I consider these stories as I become aware of the disparity in Australia between the educated and the uneducated. I listened to a presentation by Teach for Australia (TFA) recently where they shared about how education levels in remote areas of Australia can be as much as two grades lower for teaching in the same age bracket. TFA addresses this by embedding leaders into these areas to act as a catalyst for change.

I highlight a program such as TFA in that teachers are required to inspire and cast the vision for young people who may not otherwise realise the opportunity. Despite the potential, the number of domestic students graduating from ICT courses halved over the past decade.  CIOs from large organisations such as Commonwealth Bank and Westpac cajole students, leading the charge of those who ask how we go about getting youth interested in a careers in IT. Celebrities have even stepped up in video campaigns based on a concern with what most schools don’t teach.

Framing the opportunity

For those entering the workforce or even those looking at a career shift, the opportunity can be framed as those who are looking for a job, for those looking for a career, or for those looking for a cause.

Looking for a job

If you want an industry with job potential, look no further than IT. Worldwide IT spending is forecast to surpass $3.7 trillion in 2013, a 3.8 percent increase from 2012.  By 2015, 4.4 million IT jobs will be created globally to support Big Data, generating 1.9 million IT jobs in the United States. Every big data-related role in the U.S. will create employment for three people outside of IT, so over the next four years a total of 6 million jobs in the U.S. will be generated by the information economy. These same correlations can be considered for Australia.

Looking for a career

If you want a career, IT is a safe bet. The average weekly wage for the technology industry in Australia has increased by 47% over the past decade, the most out of all the industries. IT is now the third-highest wage potential industry after the mining and electricity sectors. These careers are not just for programmers, with options for training, project management, sales, change management, design, and more.

And as I’ve stated previously, the IT industry is ideal for closing the gender pay gap and accommodating virtual work to balance career and family. The same thoughts could apply to opportunities for work for people getting older when compared to more physical industries.

Looking for a cause

Finally, IT can be an option for those who want to make a difference with their lives.  There are plenty of examples of people doing social media for social good, and platforms like micro-lending site Kiva, awareness-raising sites like causes.com and good.is, and micro-volunteering site sparked all aim to make a difference. The potential is significant to use a bit of skill to reach a large audience if you are so inclined. If you want to make humanity a better place, you can do a lot of it using digital.

Take advantage of the potential

Technology is creating disruption and with it a form of inequality. It is also creating its own opportunity to address that inequality with a relatively easy path for new entrants to the market. I do not begin to think that everyone will desire a career in IT. But the industry is structured, at least for the near future, such that anyone can take advantage of the benefits of ease of access.

The disruption is not so much in the technology delivered through monopolistic supply chains controlled by the few.
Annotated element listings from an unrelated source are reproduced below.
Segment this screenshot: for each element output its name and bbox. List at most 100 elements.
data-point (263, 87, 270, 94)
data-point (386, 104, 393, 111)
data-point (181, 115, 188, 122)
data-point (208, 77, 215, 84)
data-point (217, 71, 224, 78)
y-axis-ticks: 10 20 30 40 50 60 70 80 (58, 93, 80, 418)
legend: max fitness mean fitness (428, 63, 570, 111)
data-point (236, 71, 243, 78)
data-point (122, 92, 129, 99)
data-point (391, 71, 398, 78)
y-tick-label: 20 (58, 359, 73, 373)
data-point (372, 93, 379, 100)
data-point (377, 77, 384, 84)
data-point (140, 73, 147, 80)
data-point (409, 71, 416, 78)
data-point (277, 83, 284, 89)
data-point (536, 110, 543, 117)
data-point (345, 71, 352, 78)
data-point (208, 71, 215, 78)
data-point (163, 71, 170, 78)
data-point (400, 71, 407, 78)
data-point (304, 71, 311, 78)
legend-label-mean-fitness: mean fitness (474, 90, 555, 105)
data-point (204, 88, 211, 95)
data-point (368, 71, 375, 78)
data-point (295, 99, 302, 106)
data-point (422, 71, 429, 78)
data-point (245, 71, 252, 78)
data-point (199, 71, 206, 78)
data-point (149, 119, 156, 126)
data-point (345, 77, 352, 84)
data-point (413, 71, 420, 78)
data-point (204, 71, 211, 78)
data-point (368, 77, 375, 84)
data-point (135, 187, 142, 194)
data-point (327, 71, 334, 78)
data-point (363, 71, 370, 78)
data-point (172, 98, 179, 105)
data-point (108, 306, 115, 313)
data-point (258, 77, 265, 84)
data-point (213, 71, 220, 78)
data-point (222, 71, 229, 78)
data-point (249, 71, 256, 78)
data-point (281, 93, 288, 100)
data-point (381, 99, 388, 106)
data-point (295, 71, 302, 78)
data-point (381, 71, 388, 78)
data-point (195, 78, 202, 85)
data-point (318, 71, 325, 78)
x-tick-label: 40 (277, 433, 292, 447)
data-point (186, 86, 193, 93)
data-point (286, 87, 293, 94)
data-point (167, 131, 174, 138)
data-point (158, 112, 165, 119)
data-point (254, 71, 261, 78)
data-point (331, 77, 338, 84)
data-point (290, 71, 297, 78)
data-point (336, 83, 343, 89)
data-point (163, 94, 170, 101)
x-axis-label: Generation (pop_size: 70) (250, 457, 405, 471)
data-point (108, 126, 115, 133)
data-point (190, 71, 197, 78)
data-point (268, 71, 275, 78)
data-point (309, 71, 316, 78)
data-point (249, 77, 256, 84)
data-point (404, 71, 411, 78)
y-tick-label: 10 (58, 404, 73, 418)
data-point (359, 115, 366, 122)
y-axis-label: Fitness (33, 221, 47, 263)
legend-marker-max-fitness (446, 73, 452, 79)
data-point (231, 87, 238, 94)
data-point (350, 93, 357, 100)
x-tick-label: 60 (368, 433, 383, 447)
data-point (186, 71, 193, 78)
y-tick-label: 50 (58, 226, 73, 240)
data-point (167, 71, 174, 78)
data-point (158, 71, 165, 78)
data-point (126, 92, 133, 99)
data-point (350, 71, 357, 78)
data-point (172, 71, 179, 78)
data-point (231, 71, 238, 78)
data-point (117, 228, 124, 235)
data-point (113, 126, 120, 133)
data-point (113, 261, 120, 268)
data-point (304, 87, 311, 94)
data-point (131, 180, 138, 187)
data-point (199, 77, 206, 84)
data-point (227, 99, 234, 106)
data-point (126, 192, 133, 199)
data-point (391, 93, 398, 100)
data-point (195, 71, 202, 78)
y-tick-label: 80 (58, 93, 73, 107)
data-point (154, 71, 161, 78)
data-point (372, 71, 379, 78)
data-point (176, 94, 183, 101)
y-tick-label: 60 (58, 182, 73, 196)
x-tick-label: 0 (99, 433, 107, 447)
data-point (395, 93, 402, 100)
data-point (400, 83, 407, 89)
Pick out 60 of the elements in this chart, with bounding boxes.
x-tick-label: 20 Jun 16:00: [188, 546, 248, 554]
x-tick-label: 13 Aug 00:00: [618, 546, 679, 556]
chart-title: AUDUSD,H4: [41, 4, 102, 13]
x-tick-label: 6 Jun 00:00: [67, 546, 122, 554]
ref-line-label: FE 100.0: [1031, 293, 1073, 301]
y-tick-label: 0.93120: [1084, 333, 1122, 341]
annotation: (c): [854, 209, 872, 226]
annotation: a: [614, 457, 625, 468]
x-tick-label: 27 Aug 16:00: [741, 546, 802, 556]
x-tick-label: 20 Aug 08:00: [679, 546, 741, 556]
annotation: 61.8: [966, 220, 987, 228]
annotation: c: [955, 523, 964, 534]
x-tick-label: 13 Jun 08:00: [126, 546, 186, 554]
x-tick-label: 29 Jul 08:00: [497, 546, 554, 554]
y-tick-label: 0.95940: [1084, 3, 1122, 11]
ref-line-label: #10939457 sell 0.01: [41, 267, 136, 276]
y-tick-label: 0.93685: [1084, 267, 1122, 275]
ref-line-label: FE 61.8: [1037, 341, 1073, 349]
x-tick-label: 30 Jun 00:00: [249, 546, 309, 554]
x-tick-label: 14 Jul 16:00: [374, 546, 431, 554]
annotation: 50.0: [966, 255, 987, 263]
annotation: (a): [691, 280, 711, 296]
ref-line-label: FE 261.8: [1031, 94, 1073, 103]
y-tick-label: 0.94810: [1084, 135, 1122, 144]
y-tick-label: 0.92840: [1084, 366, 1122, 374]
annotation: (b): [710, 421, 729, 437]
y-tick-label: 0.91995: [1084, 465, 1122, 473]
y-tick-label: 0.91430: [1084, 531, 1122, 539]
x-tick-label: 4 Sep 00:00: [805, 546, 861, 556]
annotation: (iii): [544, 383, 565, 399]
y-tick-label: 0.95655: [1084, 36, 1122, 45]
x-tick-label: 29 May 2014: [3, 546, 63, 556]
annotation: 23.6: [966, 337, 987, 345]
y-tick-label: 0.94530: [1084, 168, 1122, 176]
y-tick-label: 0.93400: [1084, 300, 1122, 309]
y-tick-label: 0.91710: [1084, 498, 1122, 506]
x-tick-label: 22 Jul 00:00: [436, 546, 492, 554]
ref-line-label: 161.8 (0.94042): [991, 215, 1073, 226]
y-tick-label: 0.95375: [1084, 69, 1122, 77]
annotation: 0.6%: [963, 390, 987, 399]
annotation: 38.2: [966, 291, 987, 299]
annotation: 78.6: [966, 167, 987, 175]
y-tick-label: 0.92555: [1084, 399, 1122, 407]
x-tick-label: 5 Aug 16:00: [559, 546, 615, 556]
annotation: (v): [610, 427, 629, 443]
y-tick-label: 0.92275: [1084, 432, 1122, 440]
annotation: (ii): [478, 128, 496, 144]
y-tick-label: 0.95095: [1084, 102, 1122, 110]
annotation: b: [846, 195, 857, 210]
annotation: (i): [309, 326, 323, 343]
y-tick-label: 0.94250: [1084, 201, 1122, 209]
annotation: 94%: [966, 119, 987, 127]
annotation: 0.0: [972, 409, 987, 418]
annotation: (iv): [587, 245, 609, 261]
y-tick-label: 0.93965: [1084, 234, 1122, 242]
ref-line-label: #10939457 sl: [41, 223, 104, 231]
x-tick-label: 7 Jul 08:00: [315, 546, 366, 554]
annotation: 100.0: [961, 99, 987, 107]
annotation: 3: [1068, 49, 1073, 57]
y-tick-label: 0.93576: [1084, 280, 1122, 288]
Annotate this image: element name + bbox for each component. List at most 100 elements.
The disruption comes from a generation who will use the technology to challenge status quo in ways we have yet to imagine.

If you are looking for specific direction, please feel free to comment below or ping me in my social channels to the right. Recommendations depend on what you want to do and your situation. It would not do justice to the opportunity to list the options in the short space remaining in this post.

 

 

3 Responses

  1. Arslan

    June 16, 2013 7:13 pm

    In my view, It is creating more and more jobs and awareness in people. People are more interested in learning IT than traditional CS degrees because they know that they can get work from freelancing sites like odesk.com which doesn’t require you to have a bachelors degree.